Eine zweite Chance. Das bedeutet Jessica und Pascal Klösener ihre Patchwork-Familie. Doch Eifersucht, Missverständnisse und andere Streitigkeiten stellen ihr Familienleben in Bottrop immer wieder auf die Probe. „Es gibt Situationen, in denen ich denke: Patchwork? Nie wieder“, sagt die Schulsozialarbeiterin.
Dabei hat sie nach der Scheidung von ihrem ersten Ehemann – mit dem sie eine gemeinsame Tochter hat – gezielt nach einem Partner gesucht, der ebenfalls Kinder mit in die Beziehung bringt. Denn sie wollte keine eigenen Kinder mehr bekommen. Über eine Dating-App lernte sie Pascal kennen, drei Monate später zog der Brandmeister zu ihr und der damals fünfjährigen Luisa – „sehr naiv und blauäugig“, finden sie rückblickend.
Bottroperin: „Das Thema Patchwork ist in der Gesellschaft noch nicht angekommen.“
Obwohl beide vorab etliche Fachbücher lasen, sich in Internetforen mit anderen austauschten und bei einer Beratung für Patchwork-Familien waren, seien sie nicht wirklich auf die vielen Herausforderungen des Zusammenlebens vorbereitet gewesen. „Wir haben uns mit unseren Problemen sehr allein gefühlt. Das Thema Patchwork ist in der Gesellschaft noch nicht wirklich angekommen“, sagt die 40-Jährige.
Wie viele Patchwork-Familien es in Deutschland genau gibt, lässt sich nicht sagen, da bei Eheschließungen nur gemeinsame Kinder erfasst werden. Das Bundesfamilienministerium schätzt aber, dass sechs bis 13 Prozent aller Familien im Patchwork-Modell zusammenleben. Tendenz steigend. So wurden laut Statistischem Bundesamt im vergangenen Jahr 143.800 Ehen geschieden. Etwa die Hälfte der Paare hatte minderjährige Kinder.
Die böse Stiefmutter aus dem Märchen: „Bonus-Eltern“ statt Stiefeltern
Diese müssen nicht nur die Trennung ihrer Eltern verarbeiten, sondern werden häufig auch mit neuen Partnerinnen und Partnern konfrontiert – welche die Rolle ihrer Stiefeltern einnehmen. Die böse Stiefmutter, die in die heile Welt der Kinder eindringt: Von diesem negativen Bild, das in Märchen wie „Aschenputtel“ oder „Schneewittchen“ vermittelt wird, wollen sich die Klöseners distanzieren.

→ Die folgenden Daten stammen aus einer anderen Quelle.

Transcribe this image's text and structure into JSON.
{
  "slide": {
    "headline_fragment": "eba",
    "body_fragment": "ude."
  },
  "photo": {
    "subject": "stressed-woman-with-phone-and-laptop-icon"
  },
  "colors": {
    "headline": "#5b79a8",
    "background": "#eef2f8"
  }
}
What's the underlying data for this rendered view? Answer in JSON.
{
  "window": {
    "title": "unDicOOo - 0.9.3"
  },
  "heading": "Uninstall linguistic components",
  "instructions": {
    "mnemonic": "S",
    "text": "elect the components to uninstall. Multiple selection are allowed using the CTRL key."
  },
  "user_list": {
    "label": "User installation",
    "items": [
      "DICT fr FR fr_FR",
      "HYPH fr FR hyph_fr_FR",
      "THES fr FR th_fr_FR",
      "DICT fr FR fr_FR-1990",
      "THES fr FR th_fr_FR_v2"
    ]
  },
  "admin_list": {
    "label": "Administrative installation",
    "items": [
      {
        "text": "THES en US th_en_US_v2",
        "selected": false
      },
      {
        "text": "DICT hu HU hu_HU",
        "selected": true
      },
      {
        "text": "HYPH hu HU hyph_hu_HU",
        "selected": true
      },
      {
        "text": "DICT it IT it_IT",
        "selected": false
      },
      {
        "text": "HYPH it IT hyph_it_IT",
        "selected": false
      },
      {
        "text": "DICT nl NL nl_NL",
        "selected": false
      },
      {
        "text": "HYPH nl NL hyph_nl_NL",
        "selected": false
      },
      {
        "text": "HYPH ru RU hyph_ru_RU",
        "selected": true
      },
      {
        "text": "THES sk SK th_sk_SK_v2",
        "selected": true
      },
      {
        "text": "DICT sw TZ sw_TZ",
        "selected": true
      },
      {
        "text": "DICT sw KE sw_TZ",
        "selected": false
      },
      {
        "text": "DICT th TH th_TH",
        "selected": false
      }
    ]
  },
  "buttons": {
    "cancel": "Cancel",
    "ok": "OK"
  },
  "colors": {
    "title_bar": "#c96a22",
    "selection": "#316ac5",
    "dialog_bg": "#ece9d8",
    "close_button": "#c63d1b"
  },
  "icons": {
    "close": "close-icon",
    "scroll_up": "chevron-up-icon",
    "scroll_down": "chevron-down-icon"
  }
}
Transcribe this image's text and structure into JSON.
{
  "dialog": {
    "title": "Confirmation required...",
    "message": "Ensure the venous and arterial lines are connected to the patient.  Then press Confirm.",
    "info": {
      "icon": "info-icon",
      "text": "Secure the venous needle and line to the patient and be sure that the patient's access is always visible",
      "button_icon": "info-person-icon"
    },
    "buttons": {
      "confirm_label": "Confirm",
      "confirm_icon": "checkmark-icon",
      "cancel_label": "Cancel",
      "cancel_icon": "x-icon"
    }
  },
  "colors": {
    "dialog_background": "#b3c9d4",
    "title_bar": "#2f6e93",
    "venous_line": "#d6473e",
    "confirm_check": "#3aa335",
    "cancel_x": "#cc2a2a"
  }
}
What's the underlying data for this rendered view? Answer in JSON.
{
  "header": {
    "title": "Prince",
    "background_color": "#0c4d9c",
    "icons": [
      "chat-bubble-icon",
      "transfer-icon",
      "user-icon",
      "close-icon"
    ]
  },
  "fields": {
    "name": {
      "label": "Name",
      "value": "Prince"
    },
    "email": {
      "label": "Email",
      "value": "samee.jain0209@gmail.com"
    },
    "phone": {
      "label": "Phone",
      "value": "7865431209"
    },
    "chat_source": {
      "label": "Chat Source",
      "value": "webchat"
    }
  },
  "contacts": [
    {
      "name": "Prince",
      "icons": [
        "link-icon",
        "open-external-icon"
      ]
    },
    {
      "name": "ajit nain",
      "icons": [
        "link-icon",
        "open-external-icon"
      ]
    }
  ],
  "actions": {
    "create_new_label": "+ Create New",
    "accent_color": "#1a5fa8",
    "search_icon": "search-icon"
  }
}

Wie viele andere Betroffene sprechen sie daher bewusst von „Bonus-Eltern“ und „Bonus-Kindern“. „Die Vorsilbe „Stief“- (althochdeutsch für ‚hinterblieben‘, ‚verwaist‘) bedeutet, dass der Stiefelternteil einen fehlenden Elternteil ersetzt. Dies ist historisch gesehen zwar richtig, entspricht heute jedoch überwiegend nicht mehr der Realität in Stieffamilien“, heißt es dazu vom Bundesfamilienministerium.
Patchwork-Familien: Komplizierte Beziehung zu „Bonus-Kindern“
Dass sie immer für ihre „Bonus-Kinder“ da sein werden, versprachen Jessica und Pascal Klösener diesen auch auf ihrer Hochzeit vor drei Jahren. Für die Feier reisten alle nach Norderney, auf ihre Lieblingsinsel. Ich weiß, dass ich nicht eure Mutter bin. Aber das heißt nicht, dass ich euch nicht auf eurem Weg begleiten kann“, wandte sich Jessica Klösener in ihrer Rede an die Söhne ihres Mannes. Die beiden leben bei ihrer Mutter, sind nur jedes zweite Wochenende in Bottrop zu Besuch.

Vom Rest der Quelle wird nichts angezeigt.